She would, priding herself on her astuteness and believing herself inscrutably clever in the performance, send him pages of gossiping details about other people than the dwellers at Chayleigh; she would tell him about the Croftons, the Crokers, and the Willises, about friends in town and friends in foreign parts, whenever it appeared to her that her insistence upon Chayleigh was becoming too marked.
By such artful dodges did she seek to divert Mr. Baldwin's suspicions that she cherished the profound design of marrying him to her friend.
Her brother, on his part, carefully forbore to point out the inconsistency between her dislike of letter-writing and the frequency of her correspondence. He understood the guileless and amiable Eleanor thoroughly, and smiled over her letters as he thought how charmingly transparent the artifice was, and how easily he could have disposed of it all, had it not precisely coincided with his own wishes.
Time hung heavily on Mr. Baldwin's hands in the midst of his great possessions, and in the presence of his popularity with an assiduous neighbourhood.
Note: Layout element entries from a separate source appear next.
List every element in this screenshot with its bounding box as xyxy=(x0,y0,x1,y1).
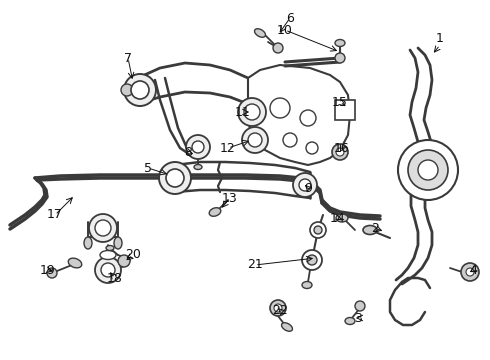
Text: 3: 3 xyxy=(354,311,362,324)
Ellipse shape xyxy=(100,251,116,260)
Circle shape xyxy=(238,98,266,126)
Circle shape xyxy=(336,148,344,156)
Ellipse shape xyxy=(336,214,348,222)
Text: 6: 6 xyxy=(286,12,294,24)
Circle shape xyxy=(47,268,57,278)
Circle shape xyxy=(332,144,348,160)
Text: 10: 10 xyxy=(277,23,293,36)
Circle shape xyxy=(242,127,268,153)
Ellipse shape xyxy=(254,29,266,37)
Text: 22: 22 xyxy=(272,303,288,316)
Text: 19: 19 xyxy=(40,264,56,276)
Ellipse shape xyxy=(335,40,345,46)
Circle shape xyxy=(131,81,149,99)
Circle shape xyxy=(192,141,204,153)
Ellipse shape xyxy=(84,237,92,249)
Text: 7: 7 xyxy=(124,51,132,64)
Circle shape xyxy=(95,220,111,236)
Text: 5: 5 xyxy=(144,162,152,175)
Text: 12: 12 xyxy=(220,141,236,154)
Circle shape xyxy=(314,226,322,234)
Ellipse shape xyxy=(209,208,221,216)
Circle shape xyxy=(307,255,317,265)
Circle shape xyxy=(306,142,318,154)
Circle shape xyxy=(244,104,260,120)
Circle shape xyxy=(418,160,438,180)
Text: 20: 20 xyxy=(125,248,141,261)
Circle shape xyxy=(398,140,458,200)
Text: 13: 13 xyxy=(222,192,238,204)
Polygon shape xyxy=(335,100,355,120)
Text: 14: 14 xyxy=(330,211,346,225)
Text: 15: 15 xyxy=(332,95,348,108)
Circle shape xyxy=(335,53,345,63)
Circle shape xyxy=(302,250,322,270)
Text: 17: 17 xyxy=(47,208,63,221)
Circle shape xyxy=(248,133,262,147)
Circle shape xyxy=(121,84,133,96)
Circle shape xyxy=(270,98,290,118)
Ellipse shape xyxy=(194,165,202,170)
Circle shape xyxy=(273,43,283,53)
Circle shape xyxy=(95,257,121,283)
Text: 2: 2 xyxy=(371,221,379,234)
Circle shape xyxy=(466,268,474,276)
Ellipse shape xyxy=(114,237,122,249)
Circle shape xyxy=(166,169,184,187)
Ellipse shape xyxy=(302,282,312,288)
Ellipse shape xyxy=(106,246,114,251)
Text: 1: 1 xyxy=(436,31,444,45)
Ellipse shape xyxy=(68,258,82,268)
Ellipse shape xyxy=(282,323,293,331)
Ellipse shape xyxy=(363,225,377,234)
Text: 9: 9 xyxy=(304,181,312,194)
Circle shape xyxy=(293,173,317,197)
Text: 11: 11 xyxy=(235,105,251,118)
Text: 18: 18 xyxy=(107,271,123,284)
Text: 16: 16 xyxy=(334,141,350,154)
Circle shape xyxy=(355,301,365,311)
Circle shape xyxy=(408,150,448,190)
Circle shape xyxy=(124,74,156,106)
Circle shape xyxy=(101,263,115,277)
Circle shape xyxy=(118,255,130,267)
Ellipse shape xyxy=(345,318,355,324)
Circle shape xyxy=(461,263,479,281)
Text: 21: 21 xyxy=(247,258,263,271)
Circle shape xyxy=(300,110,316,126)
Polygon shape xyxy=(248,65,350,165)
Circle shape xyxy=(299,179,311,191)
Circle shape xyxy=(274,304,282,312)
Circle shape xyxy=(270,300,286,316)
Circle shape xyxy=(89,214,117,242)
Circle shape xyxy=(310,222,326,238)
Circle shape xyxy=(186,135,210,159)
Text: 4: 4 xyxy=(469,264,477,276)
Text: 8: 8 xyxy=(184,145,192,158)
Circle shape xyxy=(159,162,191,194)
Circle shape xyxy=(283,133,297,147)
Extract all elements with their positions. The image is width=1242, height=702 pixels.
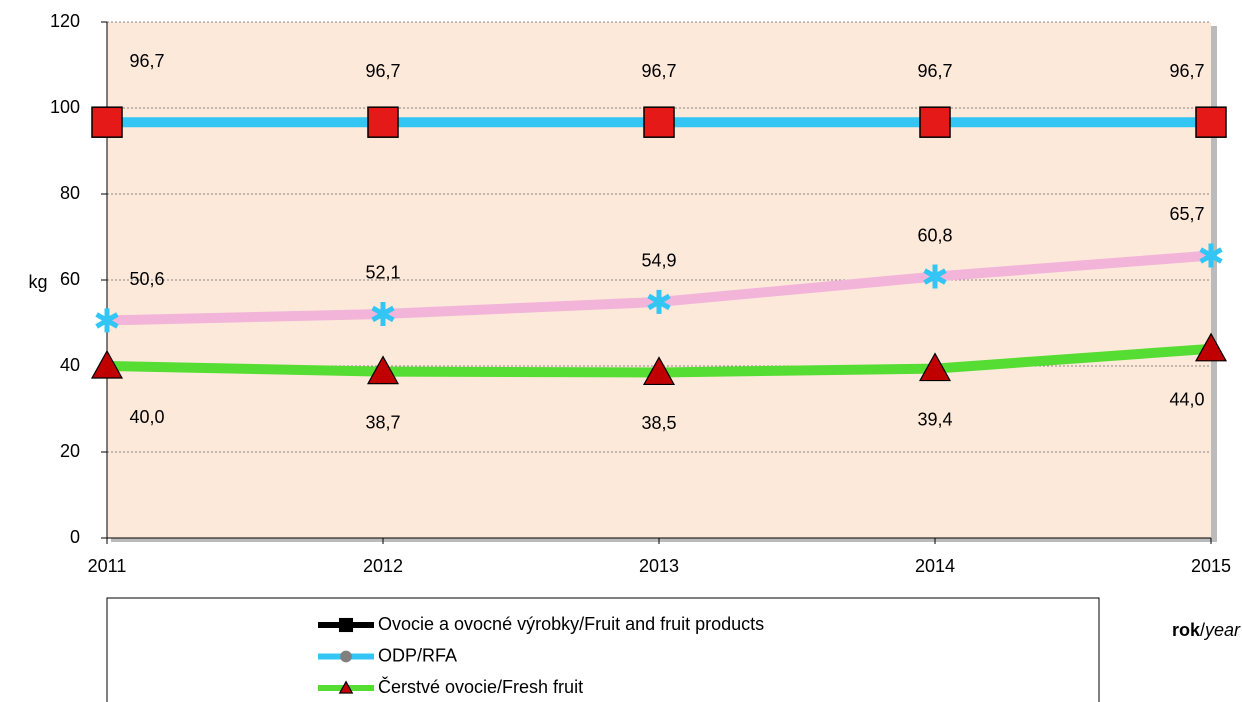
x-tick-label: 2015 bbox=[1191, 556, 1231, 576]
legend-label: ODP/RFA bbox=[378, 645, 457, 665]
marker bbox=[1195, 106, 1227, 138]
x-tick-label: 2011 bbox=[88, 556, 127, 576]
y-tick-label: 40 bbox=[60, 355, 80, 375]
y-tick-label: 100 bbox=[50, 97, 80, 117]
y-tick-label: 60 bbox=[60, 269, 80, 289]
data-label: 44,0 bbox=[1169, 390, 1204, 410]
y-tick-label: 0 bbox=[70, 527, 80, 547]
y-axis-label: kg bbox=[28, 272, 47, 292]
marker bbox=[642, 356, 676, 386]
data-label: 54,9 bbox=[641, 251, 676, 271]
marker bbox=[918, 352, 952, 382]
x-tick-label: 2012 bbox=[363, 556, 403, 576]
marker bbox=[1199, 243, 1223, 268]
marker bbox=[367, 106, 399, 138]
data-label: 50,6 bbox=[129, 269, 164, 289]
data-label: 96,7 bbox=[365, 61, 400, 81]
marker bbox=[647, 289, 671, 314]
marker bbox=[371, 301, 395, 326]
data-label: 96,7 bbox=[1169, 61, 1204, 81]
data-label: 96,7 bbox=[641, 61, 676, 81]
marker bbox=[643, 106, 675, 138]
y-tick-label: 120 bbox=[50, 11, 80, 31]
marker bbox=[919, 106, 951, 138]
marker bbox=[338, 617, 354, 633]
marker bbox=[923, 264, 947, 289]
marker bbox=[340, 650, 352, 663]
x-tick-label: 2014 bbox=[915, 556, 955, 576]
legend-box bbox=[106, 597, 1100, 702]
data-label: 39,4 bbox=[917, 409, 952, 429]
legend-label: Ovocie a ovocné výrobky/Fruit and fruit … bbox=[378, 614, 764, 634]
y-tick-label: 20 bbox=[60, 441, 80, 461]
data-label: 65,7 bbox=[1169, 204, 1204, 224]
data-label: 96,7 bbox=[129, 51, 164, 71]
x-tick-label: 2013 bbox=[639, 556, 679, 576]
data-label: 40,0 bbox=[129, 407, 164, 427]
marker bbox=[91, 106, 123, 138]
marker bbox=[95, 308, 119, 333]
data-label: 96,7 bbox=[917, 61, 952, 81]
x-axis-label: rok/year bbox=[1172, 620, 1241, 640]
marker bbox=[338, 680, 354, 694]
data-label: 60,8 bbox=[917, 225, 952, 245]
data-label: 38,7 bbox=[365, 412, 400, 432]
y-tick-label: 80 bbox=[60, 183, 80, 203]
data-label: 38,5 bbox=[641, 413, 676, 433]
data-label: 52,1 bbox=[365, 263, 400, 283]
marker bbox=[366, 355, 400, 385]
legend-label: Čerstvé ovocie/Fresh fruit bbox=[378, 676, 583, 697]
marker bbox=[1194, 332, 1228, 362]
marker bbox=[90, 349, 124, 379]
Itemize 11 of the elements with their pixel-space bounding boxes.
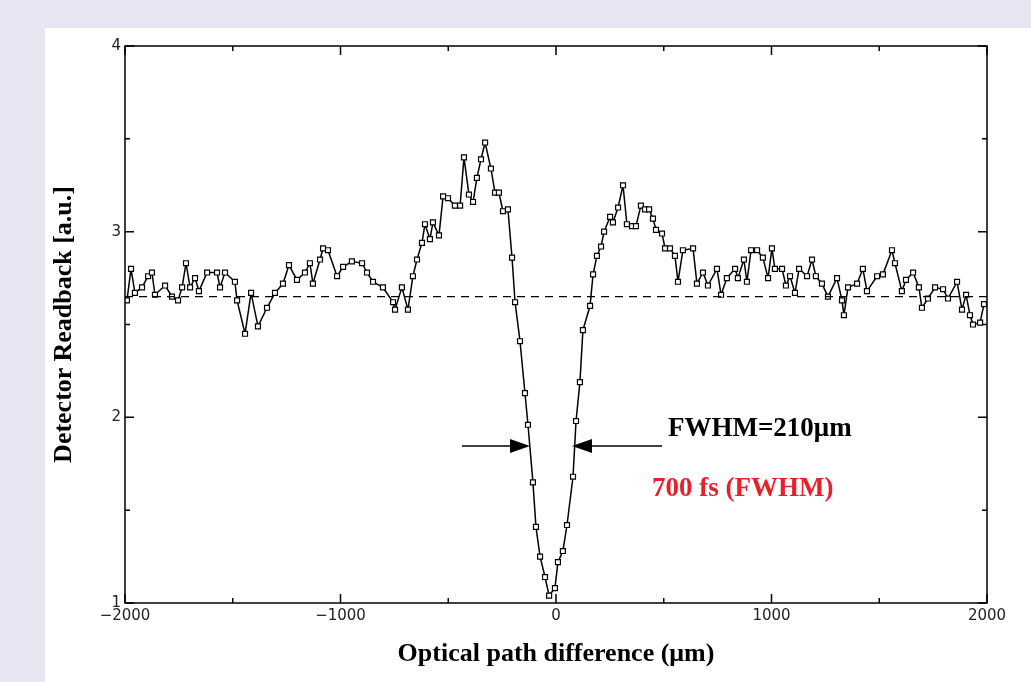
x-tick-label: 2000 [967, 605, 1007, 624]
y-tick-label: 4 [111, 35, 121, 54]
annotation: FWHM=210μm [668, 412, 852, 443]
x-tick-label: 1000 [752, 605, 791, 624]
x-tick-label: 0 [551, 605, 561, 624]
y-axis-title: Detector Readback [a.u.] [48, 186, 78, 463]
y-tick-label: 3 [111, 221, 121, 240]
y-tick-label: 2 [111, 407, 121, 426]
x-axis-title: Optical path difference (μm) [397, 638, 715, 668]
annotation: 700 fs (FWHM) [652, 472, 834, 503]
x-tick-label: −1000 [315, 605, 366, 624]
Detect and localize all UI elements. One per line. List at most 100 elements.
He had set his heart, he was ready to stake his whole future, upon winning the wearied heart of the pale-faced girl who had brought something into his life which had never been there before, and the hours and days lingered until the time should come which he had set before himself as fitting for the attempt.
Her first year of widowhood would soon have elapsed, and then he might, without offence, tell her that he loved her. So he named that time, in his own mind, for his return to Davyntry.
When Mrs. Carteret's death occurred, Mr. Baldwin did not alter his plan. The change in Margaret's prospects, the necessity for her remaining with her father, the fact that her sphere of duty was strictly defined now, gave him no uneasiness.
He would never ask her to leave her father. He knew Mr. Carteret well. It did not take much time or pains to acquire that knowledge, and he knew he had no strong attachment to Chayleigh. If he could but persuade Margaret to come and reign at the Deane, he had no doubt her father would readily go there too.
He had a conviction, which, after all, was not presumptuous for a man of his fortune and station to entertain, that in Margaret's brother he should find a friend. James Dugdale had told him a little of the family history--had given him a vague notion of the part Haldane had taken in the circumstances which had led to Margaret's disastrous marriage; and he felt that the young man would naturally rejoice that such a total change should be wrought in the life of his sister, who had paid so dearly for her imprudence.
A man of peculiarly simple tastes and habits, of unaffected ways of thinking about himself and other people, it rarely occurred to Fitzwilliam Baldwin to take his wealth into account; but he did so now, very reasonably. "It would not weigh with her for a minute," he thought; "but it will with them, and it will be pleasant to have them all for, and not against, me."
Life at Chayleigh had settled down again. The delusive appearance of immutability which human affairs assume--human affairs which are but a shifting quicksand--had established itself. The establishment, presided over by Margaret, went on in the ordinary way, the servants highly appreciating the change of régime; and Mr. Carteret was beginning to dispose of the days after his old fashion, when Mr. Baldwin returned to Davyntry, and Haldane Carteret arrived at Chayleigh.